The combined use of MRI and PET for the characterisation and treatment planning of masses in neuro-oncology
Arian Lasocki1 and Rod Hicks1

1Cancer Imaging, Peter MacCallum Cancer Centre, Melbourne, Australia


MRI is the standard of care for most neuroimaging indications, and advanced sequences are providing an ever-growing ability for lesion characterisation. PET is widely used in oncology, and the limitations of Fluorine-18 fluorodeoxyglucose in neuro-oncology have been overcome by the development of novel PET tracers. The sequential use of these modalities harnesses the strengths of both, and has led to the development of combined PET-MR systems. This educational exhibit demonstrates the ways in which MRI and PET can be used in a complementary manner for improved lesion characterisation in neuro-oncology, including diagnosis and treatment planning.


This educational exhibit demonstrates the ways in which the complementary strengths of MRI and PET can be combined for improved lesion characterisation and treatment planning in neuro-oncology.

Outline of Content

Despite the relative limitations of Fluorine-18 fluorodeoxyglucose (FDG) PET in the brain, due to high background parenchymal uptake, the presence of an unexpected intracranial abnormality on PET is most common on FDG-PET studies. Intracranial pathology may be visualised as either high or low FDG uptake compared to background uptake. MRI then provides further characterisation, and may detect additional lesions.

Novel PET tracers targeting the somatostatin receptor, such as Gallium-68 labelled DOTA-octreotate, are being increasingly used for the diagnosis and management of neuroendocrine tumours (NETs).

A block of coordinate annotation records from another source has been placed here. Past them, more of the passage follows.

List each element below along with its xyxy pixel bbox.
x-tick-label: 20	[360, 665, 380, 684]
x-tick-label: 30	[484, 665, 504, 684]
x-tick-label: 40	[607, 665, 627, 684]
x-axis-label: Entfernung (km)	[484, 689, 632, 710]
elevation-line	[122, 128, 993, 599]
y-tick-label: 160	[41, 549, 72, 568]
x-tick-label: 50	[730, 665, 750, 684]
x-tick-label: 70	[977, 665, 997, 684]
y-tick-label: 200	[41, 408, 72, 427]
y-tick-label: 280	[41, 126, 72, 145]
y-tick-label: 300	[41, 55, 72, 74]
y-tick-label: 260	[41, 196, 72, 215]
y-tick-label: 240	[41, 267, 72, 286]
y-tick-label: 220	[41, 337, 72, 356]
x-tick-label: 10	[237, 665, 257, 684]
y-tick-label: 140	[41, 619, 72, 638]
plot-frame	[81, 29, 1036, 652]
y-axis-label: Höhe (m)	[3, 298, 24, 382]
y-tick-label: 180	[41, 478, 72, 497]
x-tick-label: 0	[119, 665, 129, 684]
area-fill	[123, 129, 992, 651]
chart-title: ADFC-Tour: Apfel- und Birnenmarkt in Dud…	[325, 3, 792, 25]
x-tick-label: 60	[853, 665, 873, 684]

The differential diagnosis for an intracranial mass demonstrating tracer uptake includes an NET metastasis, meningioma and haemangioblastoma. MRI may then provide a specific diagnosis from this limited differential. PET may also allow a more confident diagnosis of a mass identified on MRI, without the need for craniotomy. For example, in the context of a mass around the skull base or within the carotid space, uptake on DOTA-octreotate PET is strong evidence of a paraganglioma, while such uptake in a durally-based intracranial mass is consistent with a meningioma.

Amino acid tracers such as fluoro-ethyl-tyrosine (FET) can differentiate between malignant intracranial lesions, which demonstrate avid tracer uptake, and non-malignant aetiologies. In contrast to FDG, these tracers do not exhibit significant uptake in normal brain parenchyma, which would otherwise limit characterisation of the lesion. This information combined with conventional and advanced MRI sequences may provide a more confident diagnosis. FET is also useful in distinguishing between recurrent tumour and radiation necrosis, most commonly after stereotactic radiosurgery. Novel PET tracers also have value for treatment planning when the diagnosis is known. For example, combining MRI with DOTA-octreotate PET can be useful for planning radiotherapy to a meningiomas, while amino acid tracers can play a similar role for intracranial gliomas. PET can also be used to predict the response to peptide receptor radionuclide therapy, for example used for treatment of NET metastases.


MRI and PET are powerful diagnostic tools, and the complementary strengths of both, including the use of novel PET tracers, can be harnessed for improving diagnostic specificity and treatment planning.